Kayseri Özel Avrupa Hastanesi Fizik Tedavi ve Rehabilitasyon Uzmanı Dr. Meltem Gündoğ, gece yatakta ürperme ve sıçrama gibi belirtilerle ortaya çıkan ve tıpta ‘huzursuz bacak sendromu’ diye adlandırılan hastalığın yaşam kalitesini düşürdüğünü
Huzursuz bacak sendromunu, istirahat halindeyken bacakta huzursuzluk şikayeti, yanma, ürperme ve ağrı duygusu ile birlikte hareket ettirme isteği olarak tanımlayan Gündoğ, söz konusu hastalığın hastalar tarafından çok tarif edilemediğini belitti.

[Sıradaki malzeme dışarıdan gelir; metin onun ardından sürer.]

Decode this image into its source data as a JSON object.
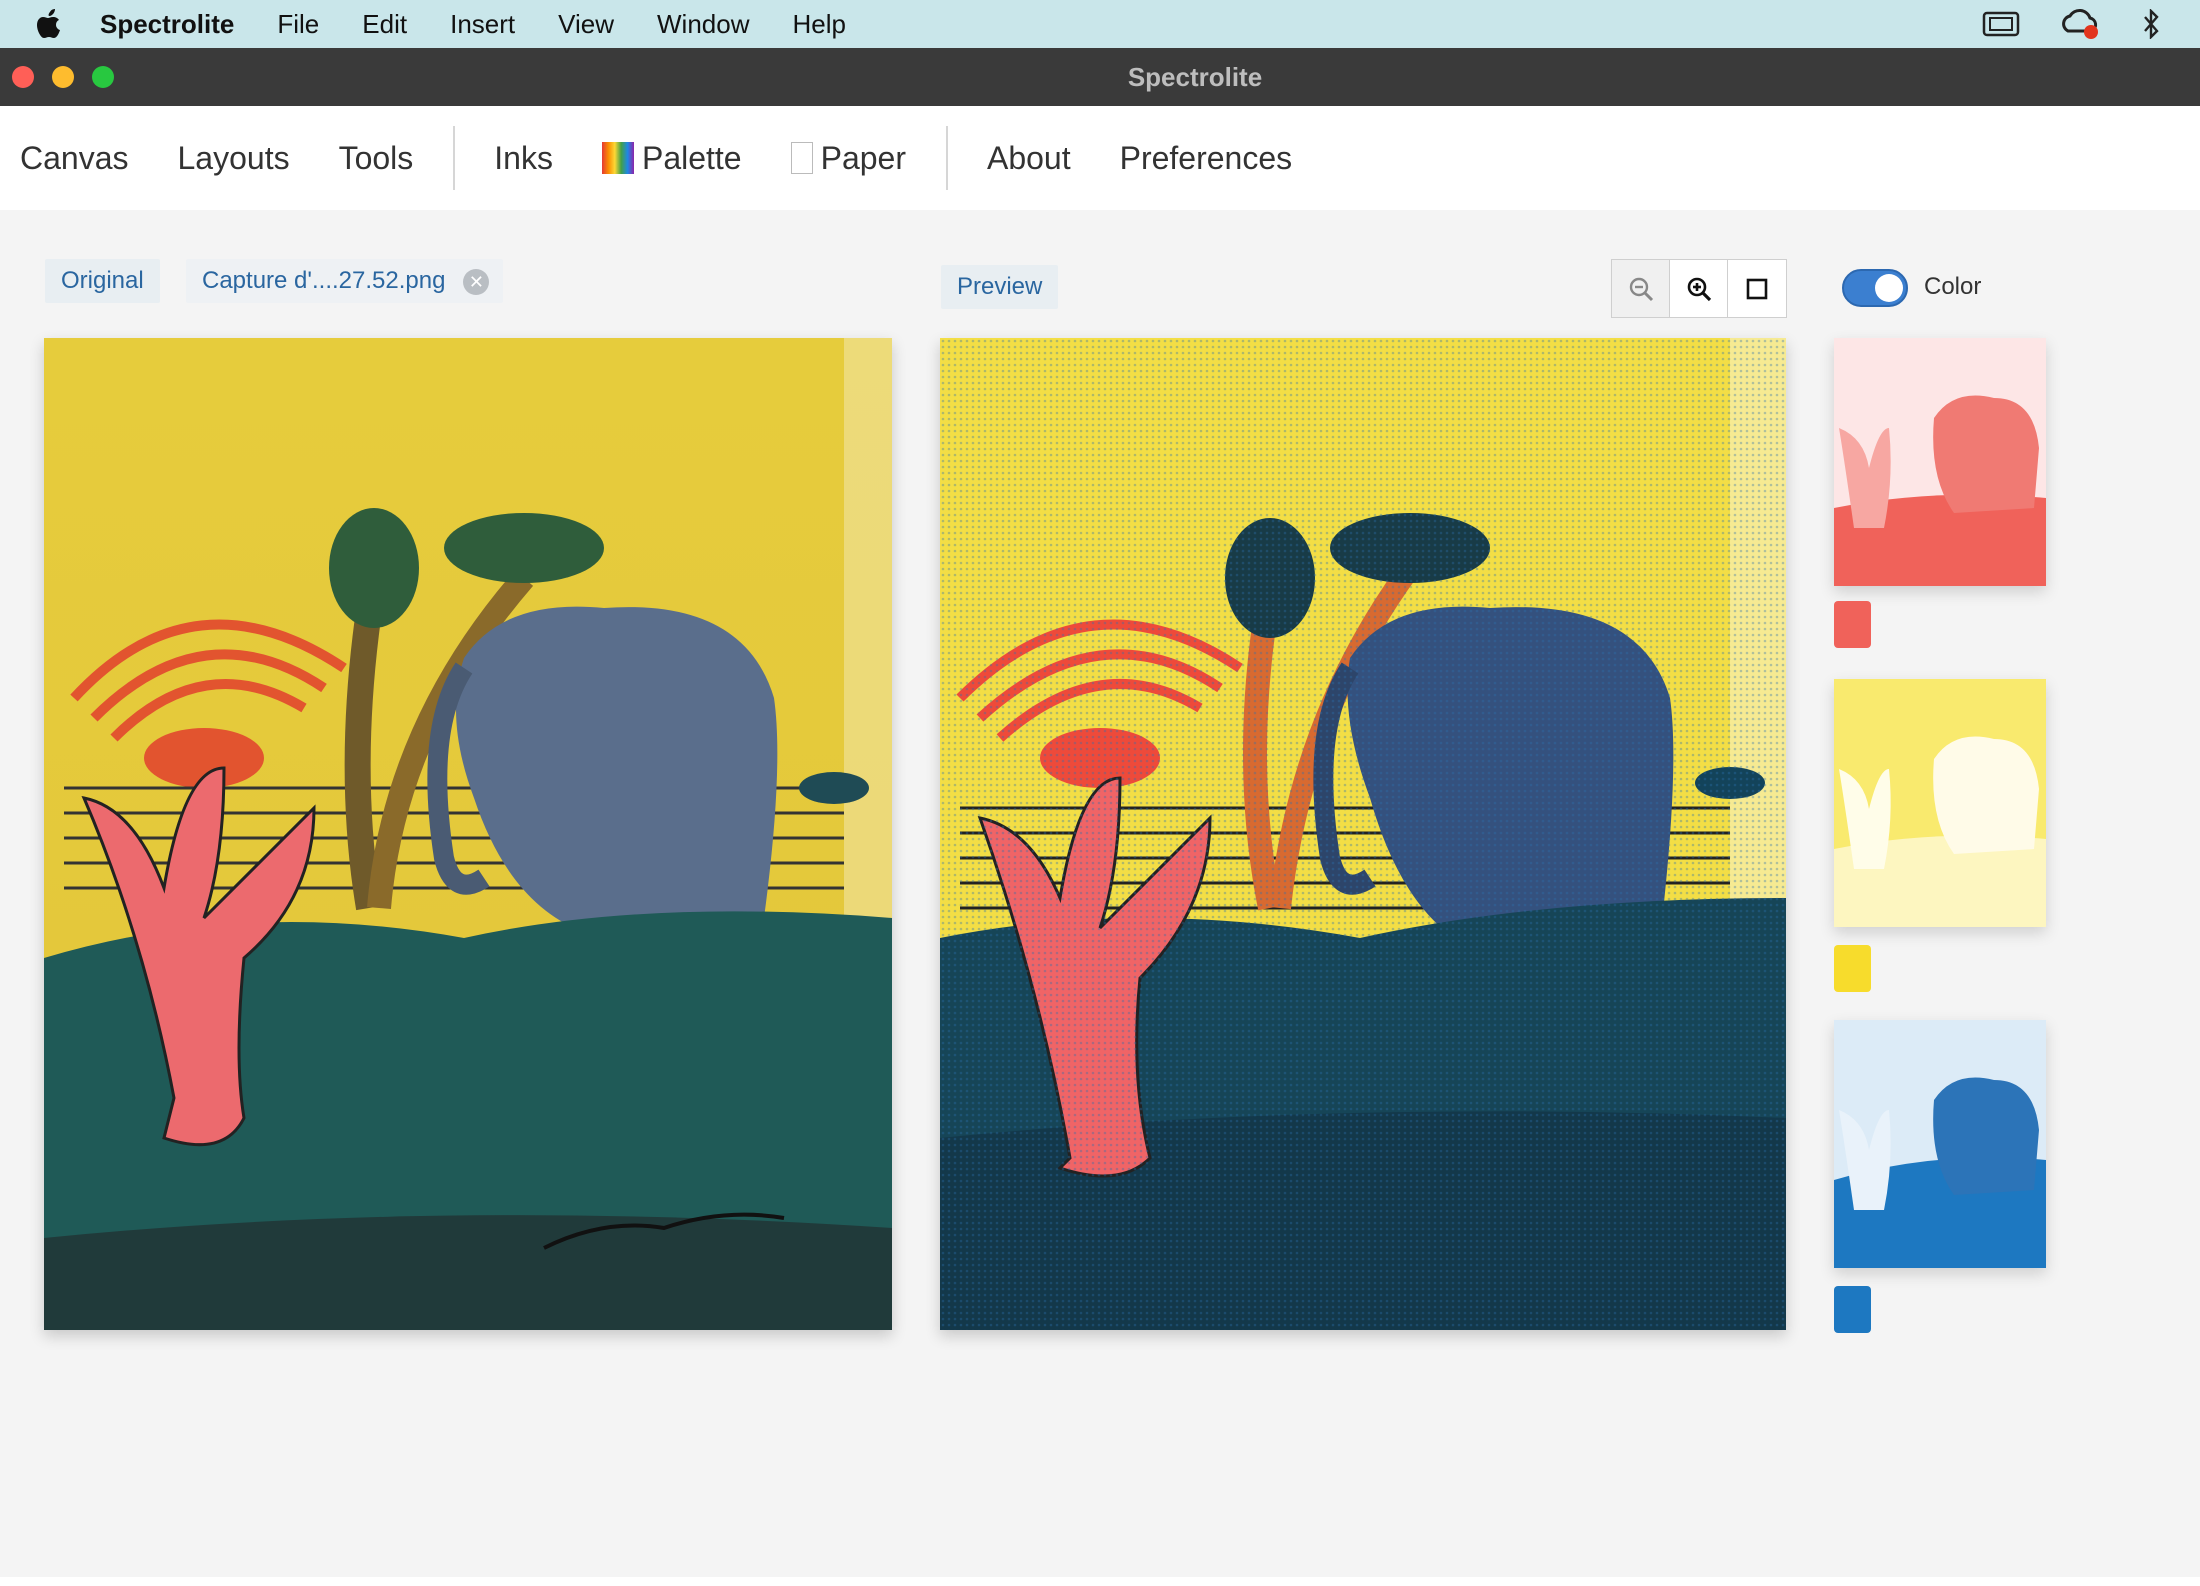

Hastalığın hayati tehlikesi olmadığına, ancak bireylerin yaşam kalitesini düşüreceğine dikkat çeken Gündoğ, huzursuz bacak sendromunun her yaş ve cinsiyet grubunda görülebileceğini kaydetti.

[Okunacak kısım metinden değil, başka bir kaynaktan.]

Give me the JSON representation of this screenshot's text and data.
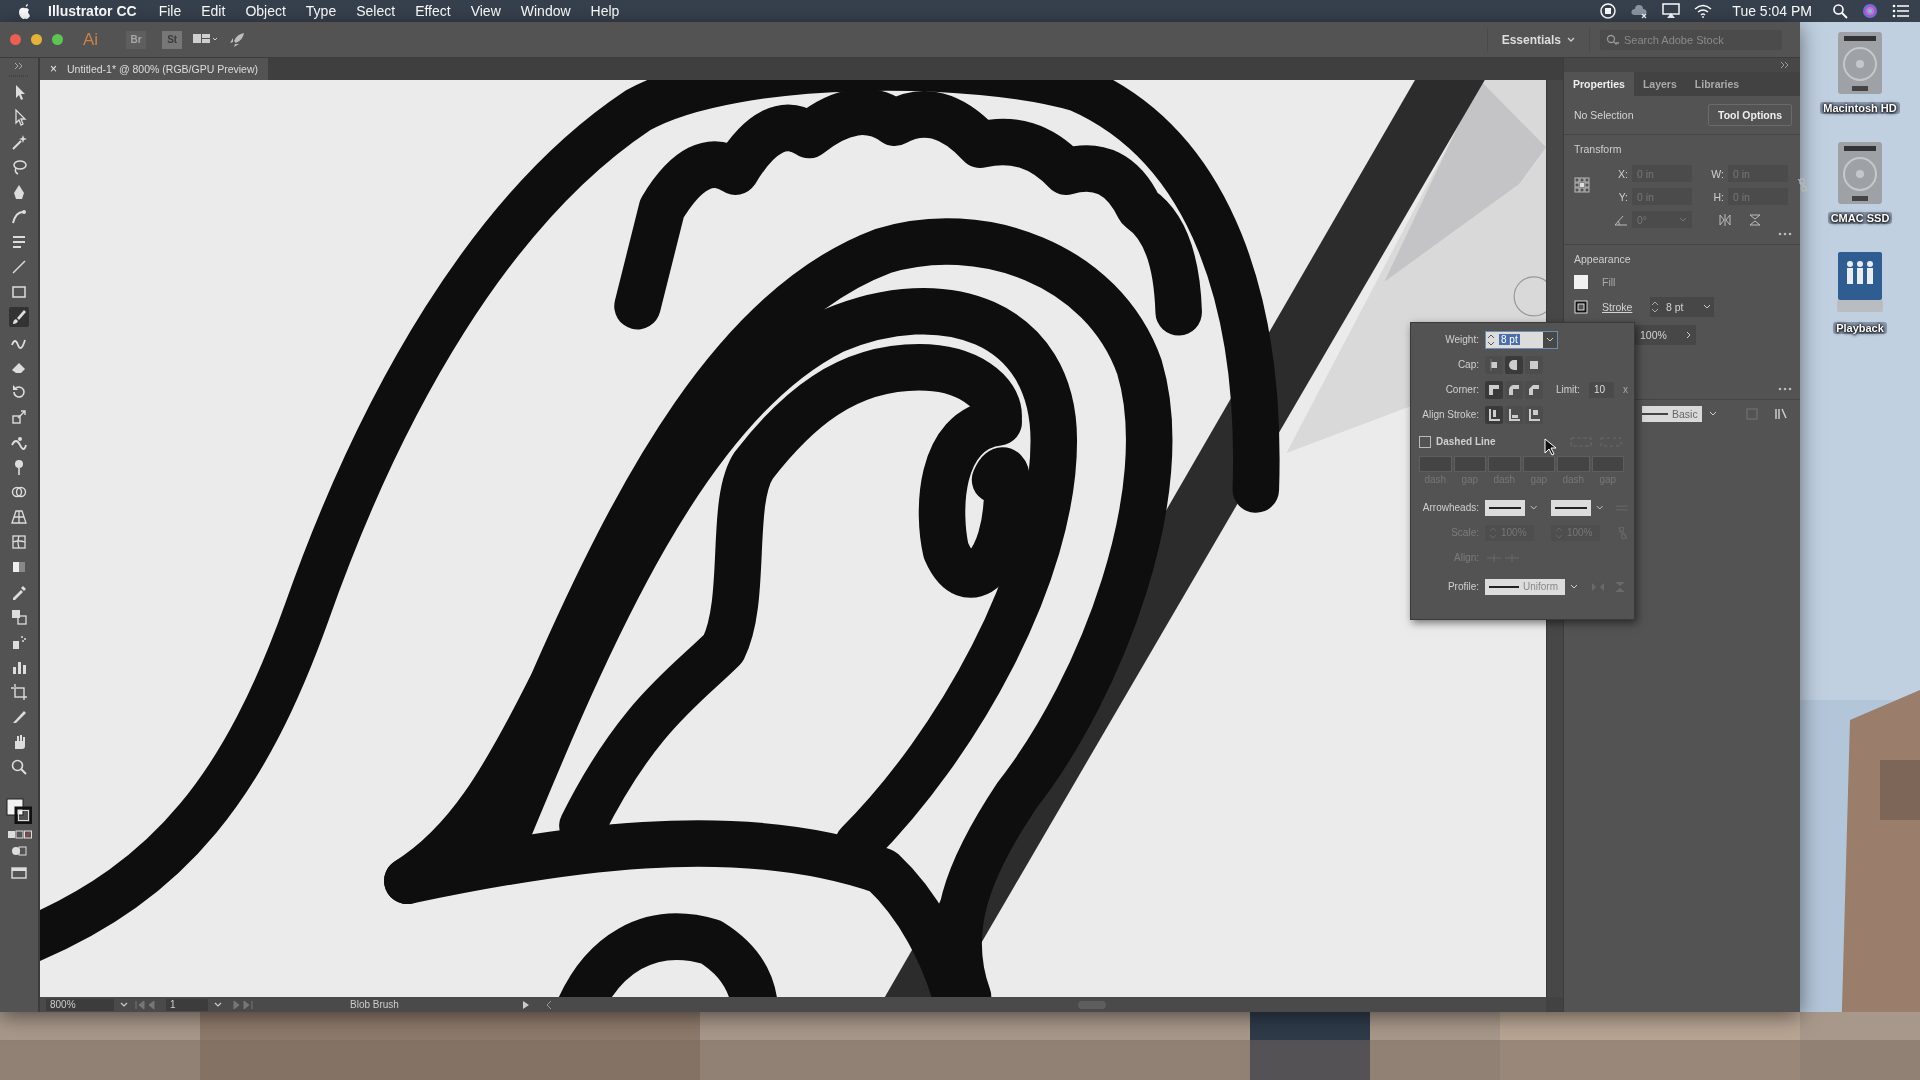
{
  "menu_bar": {
    "app_name": "Illustrator CC",
    "menus": [
      "File",
      "Edit",
      "Object",
      "Type",
      "Select",
      "Effect",
      "View",
      "Window",
      "Help"
    ],
    "clock": "Tue 5:04 PM"
  },
  "app_bar": {
    "logo": "Ai",
    "bridge": "Br",
    "stock": "St",
    "workspace": "Essentials",
    "search": {
      "placeholder": "Search Adobe Stock"
    }
  },
  "document_tab": {
    "close": "×",
    "title": "Untitled-1* @ 800% (RGB/GPU Preview)"
  },
  "tools": [
    {
      "selected": false
    },
    {
      "selected": false
    },
    {
      "selected": false
    },
    {
      "selected": false
    },
    {
      "selected": false
    },
    {
      "selected": false
    },
    {
      "selected": false
    },
    {
      "selected": false
    },
    {
      "selected": false
    },
    {
      "selected": true
    },
    {
      "selected": false
    },
    {
      "selected": false
    },
    {
      "selected": false
    },
    {
      "selected": false
    },
    {
      "selected": false
    },
    {
      "selected": false
    },
    {
      "selected": false
    },
    {
      "selected": false
    },
    {
      "selected": false
    },
    {
      "selected": false
    },
    {
      "selected": false
    },
    {
      "selected": false
    },
    {
      "selected": false
    },
    {
      "selected": false
    },
    {
      "selected": false
    },
    {
      "selected": false
    },
    {
      "selected": false
    },
    {
      "selected": false
    }
  ],
  "status_bar": {
    "zoom": "800%",
    "artboard": "1",
    "tool": "Blob Brush"
  },
  "panel": {
    "tabs": [
      {
        "label": "Properties",
        "selected": true
      },
      {
        "label": "Layers",
        "selected": false
      },
      {
        "label": "Libraries",
        "selected": false
      }
    ],
    "selection": "No Selection",
    "tool_options": "Tool Options",
    "transform": {
      "title": "Transform",
      "fields": [
        {
          "label": "X:",
          "value": "0 in"
        },
        {
          "label": "W:",
          "value": "0 in"
        },
        {
          "label": "Y:",
          "value": "0 in"
        },
        {
          "label": "H:",
          "value": "0 in"
        }
      ],
      "angle": "0°"
    },
    "appearance": {
      "title": "Appearance",
      "fill": "Fill",
      "stroke": "Stroke",
      "stroke_weight": "8 pt",
      "opacity": "100%"
    },
    "brush": "Basic"
  },
  "stroke_popup": {
    "weight_label": "Weight:",
    "weight": "8 pt",
    "cap_label": "Cap:",
    "cap": [
      {
        "selected": false
      },
      {
        "selected": true
      },
      {
        "selected": false
      }
    ],
    "corner_label": "Corner:",
    "corner": [
      {
        "selected": true
      },
      {
        "selected": false
      },
      {
        "selected": false
      }
    ],
    "limit_label": "Limit:",
    "limit": "10",
    "limit_unit": "x",
    "align_label": "Align Stroke:",
    "align": [
      {
        "selected": true
      },
      {
        "selected": false
      },
      {
        "selected": false
      }
    ],
    "dashed": {
      "label": "Dashed Line",
      "checked": false
    },
    "dash_fields": [
      "dash",
      "gap",
      "dash",
      "gap",
      "dash",
      "gap"
    ],
    "arrowheads_label": "Arrowheads:",
    "scale_label": "Scale:",
    "scale": [
      "100%",
      "100%"
    ],
    "arrow_align_label": "Align:",
    "profile_label": "Profile:",
    "profile": "Uniform"
  },
  "desktop_icons": [
    {
      "label": "Macintosh HD",
      "kind": "drive"
    },
    {
      "label": "CMAC SSD",
      "kind": "drive"
    },
    {
      "label": "Playback",
      "kind": "network"
    }
  ]
}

Huzursuz bacak sendromunun nedeninin genetik ya da bir takım mineral ve vitamin eksikliklerinden kaynaklanabileceğini dile getiren Gündoğ, “Demir ve B12 eksikliğinde daha sık karşılaşılıyor. Bir takım hormonal bozuklarda da görülebilir. Tiroit hastalıklarında, böbrek yetmezliği gibi böbrek hastalıklarında karşılaşılabilir. İyi bir takip gerekir. Tespit edildikten sonra yapılan tedavinin ardından kaybolabiliyor fakat ağır vakalarda tamamen kaybolması biraz zordur. Hafif vakalarda ise günlük yaşam aktivitelerini düzelterek azaltabiliyoruz. Ağır vakalarda uyku bozukluğu daha üst düzeyde olur. Günlük aktiviteler olumsuz etkileniyor ve kişinin hayat kalitesi giderek düşüyor.” diye konuştu. Gündoğ, hastalığın oluşmasında stresin tek başına neden olmadığını, yalnızca bulguları artırabileceğini de vurguladı.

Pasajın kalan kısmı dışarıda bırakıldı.